Chris Jones, professor of pediatric brain tumor biology at ICR, said: “DIPG is a rare and aggressive childhood brain cancer, and survival rates have not changed over the past 50 years we have therefore desperately need to find new treatments for this disease.
“Our study demonstrates how AI can contribute to drug discovery for cancers like DIPG, by providing new combinations of treatments that may not have been obvious to people.
“The AI system suggested using a combination of two existing drugs to treat some children with DIPG – one to target the ACVR1 mutation and the other to cross the blood brain barrier first.
“The treatment extended survival when we tested it in a mouse model, and we have already started testing it in a small number of children.
“We still need a large-scale clinical trial to assess whether the treatment can benefit children, but we have moved to this stage much faster than it would ever have been possible without the help of the IA. “
The initial plan for the study came from BenevolentAI, a company that built an AI drug discovery platform.
ICR researchers worked with those at BenevolentAI to use the platform to identify drugs that could be used to target ACVR1 mutations in DIPG.
The platform hosts a knowledge graph that contains all publicly available biomedical data, as well as other information that BenevolentAI’s machine learning system has ingested and “read” from scientific papers.
Scientists were able to explore the information in the graph and uncover information they could not have found using only human thought.
Dr Fernando Carceller, consultant in pediatric and adolescent neuro-oncology at the Royal Marsden NHS Foundation Trust and leader of the pediatric and adolescent neuro-oncology and drug development team at ICR, said: “This encouraging research highlights highlight the possibilities of harnessing intelligence to find better treatments for childhood cancer.

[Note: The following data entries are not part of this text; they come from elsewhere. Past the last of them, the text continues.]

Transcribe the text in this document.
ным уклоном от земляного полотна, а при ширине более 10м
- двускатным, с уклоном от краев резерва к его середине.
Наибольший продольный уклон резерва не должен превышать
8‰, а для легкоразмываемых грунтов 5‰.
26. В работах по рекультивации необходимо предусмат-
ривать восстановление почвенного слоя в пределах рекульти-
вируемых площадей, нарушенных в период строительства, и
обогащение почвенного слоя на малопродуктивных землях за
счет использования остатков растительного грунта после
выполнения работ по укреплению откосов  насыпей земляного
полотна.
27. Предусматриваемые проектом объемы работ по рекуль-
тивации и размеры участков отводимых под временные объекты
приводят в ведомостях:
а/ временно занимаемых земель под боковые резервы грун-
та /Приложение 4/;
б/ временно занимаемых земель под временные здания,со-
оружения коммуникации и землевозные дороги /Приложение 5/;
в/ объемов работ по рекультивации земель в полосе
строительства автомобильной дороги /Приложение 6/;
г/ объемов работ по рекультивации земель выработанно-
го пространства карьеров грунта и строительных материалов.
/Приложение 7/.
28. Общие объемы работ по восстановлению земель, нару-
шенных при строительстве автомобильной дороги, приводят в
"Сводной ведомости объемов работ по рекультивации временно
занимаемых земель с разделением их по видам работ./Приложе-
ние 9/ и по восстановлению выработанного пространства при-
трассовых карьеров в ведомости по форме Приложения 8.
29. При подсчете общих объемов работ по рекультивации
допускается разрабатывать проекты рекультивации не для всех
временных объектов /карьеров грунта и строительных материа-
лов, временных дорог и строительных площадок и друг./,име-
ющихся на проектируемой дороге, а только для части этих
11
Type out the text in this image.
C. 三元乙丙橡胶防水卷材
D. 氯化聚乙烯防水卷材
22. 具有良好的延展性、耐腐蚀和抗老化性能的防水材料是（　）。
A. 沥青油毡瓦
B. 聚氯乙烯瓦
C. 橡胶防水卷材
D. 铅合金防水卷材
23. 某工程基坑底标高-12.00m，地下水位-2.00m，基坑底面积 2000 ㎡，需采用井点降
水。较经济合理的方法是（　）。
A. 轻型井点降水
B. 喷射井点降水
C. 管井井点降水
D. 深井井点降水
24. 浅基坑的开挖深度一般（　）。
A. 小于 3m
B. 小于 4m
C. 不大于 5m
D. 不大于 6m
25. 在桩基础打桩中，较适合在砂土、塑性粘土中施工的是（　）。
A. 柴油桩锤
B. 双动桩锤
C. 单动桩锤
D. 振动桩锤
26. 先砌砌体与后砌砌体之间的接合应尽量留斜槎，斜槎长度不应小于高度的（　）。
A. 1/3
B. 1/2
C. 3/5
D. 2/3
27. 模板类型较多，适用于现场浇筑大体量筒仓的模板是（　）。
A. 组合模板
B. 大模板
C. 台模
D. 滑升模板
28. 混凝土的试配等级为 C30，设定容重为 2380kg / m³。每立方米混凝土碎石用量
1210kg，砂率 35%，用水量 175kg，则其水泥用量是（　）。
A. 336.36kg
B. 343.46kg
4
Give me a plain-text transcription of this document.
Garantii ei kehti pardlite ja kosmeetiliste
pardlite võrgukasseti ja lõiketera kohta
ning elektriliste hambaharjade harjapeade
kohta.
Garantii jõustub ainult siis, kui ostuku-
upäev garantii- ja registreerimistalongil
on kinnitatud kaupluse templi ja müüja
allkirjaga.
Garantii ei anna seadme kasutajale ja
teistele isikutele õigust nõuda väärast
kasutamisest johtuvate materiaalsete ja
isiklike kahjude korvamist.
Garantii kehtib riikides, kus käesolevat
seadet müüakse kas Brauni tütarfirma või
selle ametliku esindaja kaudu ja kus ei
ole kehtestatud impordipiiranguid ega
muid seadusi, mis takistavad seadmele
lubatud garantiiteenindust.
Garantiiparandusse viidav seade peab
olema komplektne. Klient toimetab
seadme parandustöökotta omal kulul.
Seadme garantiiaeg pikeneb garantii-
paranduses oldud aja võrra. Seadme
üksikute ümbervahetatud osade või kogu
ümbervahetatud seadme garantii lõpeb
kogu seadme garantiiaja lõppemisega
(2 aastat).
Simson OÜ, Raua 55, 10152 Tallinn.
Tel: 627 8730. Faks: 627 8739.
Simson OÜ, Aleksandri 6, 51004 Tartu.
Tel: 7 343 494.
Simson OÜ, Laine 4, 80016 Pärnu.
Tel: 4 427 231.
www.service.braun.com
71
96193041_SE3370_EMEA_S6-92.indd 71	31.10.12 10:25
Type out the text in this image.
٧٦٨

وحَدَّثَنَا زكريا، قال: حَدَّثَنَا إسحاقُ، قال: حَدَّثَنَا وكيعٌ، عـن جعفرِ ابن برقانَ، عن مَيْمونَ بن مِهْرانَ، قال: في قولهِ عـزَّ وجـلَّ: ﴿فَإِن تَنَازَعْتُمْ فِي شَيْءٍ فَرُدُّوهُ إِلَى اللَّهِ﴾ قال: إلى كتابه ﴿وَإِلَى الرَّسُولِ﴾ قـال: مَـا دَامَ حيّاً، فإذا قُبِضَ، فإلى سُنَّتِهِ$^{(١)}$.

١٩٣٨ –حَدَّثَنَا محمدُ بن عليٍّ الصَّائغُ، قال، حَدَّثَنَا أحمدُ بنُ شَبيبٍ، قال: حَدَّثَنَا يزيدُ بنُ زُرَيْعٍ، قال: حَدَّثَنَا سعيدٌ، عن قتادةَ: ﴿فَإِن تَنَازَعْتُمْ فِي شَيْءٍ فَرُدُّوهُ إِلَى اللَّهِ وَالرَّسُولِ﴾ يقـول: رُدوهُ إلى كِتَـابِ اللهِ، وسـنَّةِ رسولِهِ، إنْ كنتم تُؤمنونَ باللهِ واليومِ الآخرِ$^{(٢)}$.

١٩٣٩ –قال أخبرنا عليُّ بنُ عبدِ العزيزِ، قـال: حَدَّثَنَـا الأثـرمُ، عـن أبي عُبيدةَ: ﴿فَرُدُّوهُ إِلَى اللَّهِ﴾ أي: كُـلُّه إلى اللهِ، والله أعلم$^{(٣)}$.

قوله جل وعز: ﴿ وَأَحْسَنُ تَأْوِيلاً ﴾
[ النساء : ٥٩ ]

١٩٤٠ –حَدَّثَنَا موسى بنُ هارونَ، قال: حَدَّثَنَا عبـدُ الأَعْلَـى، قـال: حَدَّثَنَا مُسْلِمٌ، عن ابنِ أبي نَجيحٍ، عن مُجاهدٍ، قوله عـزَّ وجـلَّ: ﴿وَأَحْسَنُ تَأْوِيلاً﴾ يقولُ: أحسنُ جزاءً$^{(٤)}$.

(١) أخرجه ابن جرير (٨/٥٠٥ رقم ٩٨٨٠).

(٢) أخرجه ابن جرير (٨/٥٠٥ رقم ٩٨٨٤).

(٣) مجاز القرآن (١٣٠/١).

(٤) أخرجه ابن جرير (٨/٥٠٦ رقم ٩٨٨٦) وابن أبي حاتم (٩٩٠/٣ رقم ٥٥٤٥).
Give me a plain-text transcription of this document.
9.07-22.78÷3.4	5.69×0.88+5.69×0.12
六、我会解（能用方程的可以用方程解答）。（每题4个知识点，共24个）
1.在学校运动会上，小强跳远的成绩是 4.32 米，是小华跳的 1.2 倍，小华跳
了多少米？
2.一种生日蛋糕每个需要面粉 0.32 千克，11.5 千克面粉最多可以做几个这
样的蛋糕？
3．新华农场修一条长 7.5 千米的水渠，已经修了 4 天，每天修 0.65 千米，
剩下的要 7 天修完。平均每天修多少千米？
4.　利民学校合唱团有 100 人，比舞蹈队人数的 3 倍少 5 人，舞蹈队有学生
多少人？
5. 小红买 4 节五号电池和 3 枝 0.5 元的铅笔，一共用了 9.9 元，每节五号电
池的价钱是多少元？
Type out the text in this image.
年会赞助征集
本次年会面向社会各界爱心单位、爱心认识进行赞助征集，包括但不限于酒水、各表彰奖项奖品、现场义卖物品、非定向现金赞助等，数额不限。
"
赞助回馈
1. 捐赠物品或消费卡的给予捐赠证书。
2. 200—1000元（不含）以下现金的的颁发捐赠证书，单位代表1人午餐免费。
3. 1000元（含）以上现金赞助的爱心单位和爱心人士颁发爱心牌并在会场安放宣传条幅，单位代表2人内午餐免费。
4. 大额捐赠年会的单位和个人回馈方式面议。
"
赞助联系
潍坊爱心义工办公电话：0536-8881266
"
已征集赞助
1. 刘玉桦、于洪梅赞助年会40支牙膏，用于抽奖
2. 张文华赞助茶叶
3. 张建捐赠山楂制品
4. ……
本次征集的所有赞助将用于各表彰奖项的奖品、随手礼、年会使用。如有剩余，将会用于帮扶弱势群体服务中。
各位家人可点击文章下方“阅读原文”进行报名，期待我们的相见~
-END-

“Close collaboration between scientists at ICR and clinicians at Royal Marsden has made this bedside laboratory approach possible.
“The clinical results are too preliminary to draw definitive conclusions, but we are working to advance this combination in a clinical trial for children with ACVR1 mutant DIPG.
Prof Peter Richardson, Vice President of Pharmacology at BenevolentAI, said: “AI-enhanced approaches are already proving their value in expanding the ability of researchers to find new, innovative therapeutic approaches – whether by discovering new ones. therapies or reusing existing ones – not only in DIPG, but also other diseases in the future.
The research is published in the journal Cancer Discovery, with funding from (among others) Brain Research UK, DIPG Collaborative, Children with Cancer UK and the Royal Marsden Cancer Charity.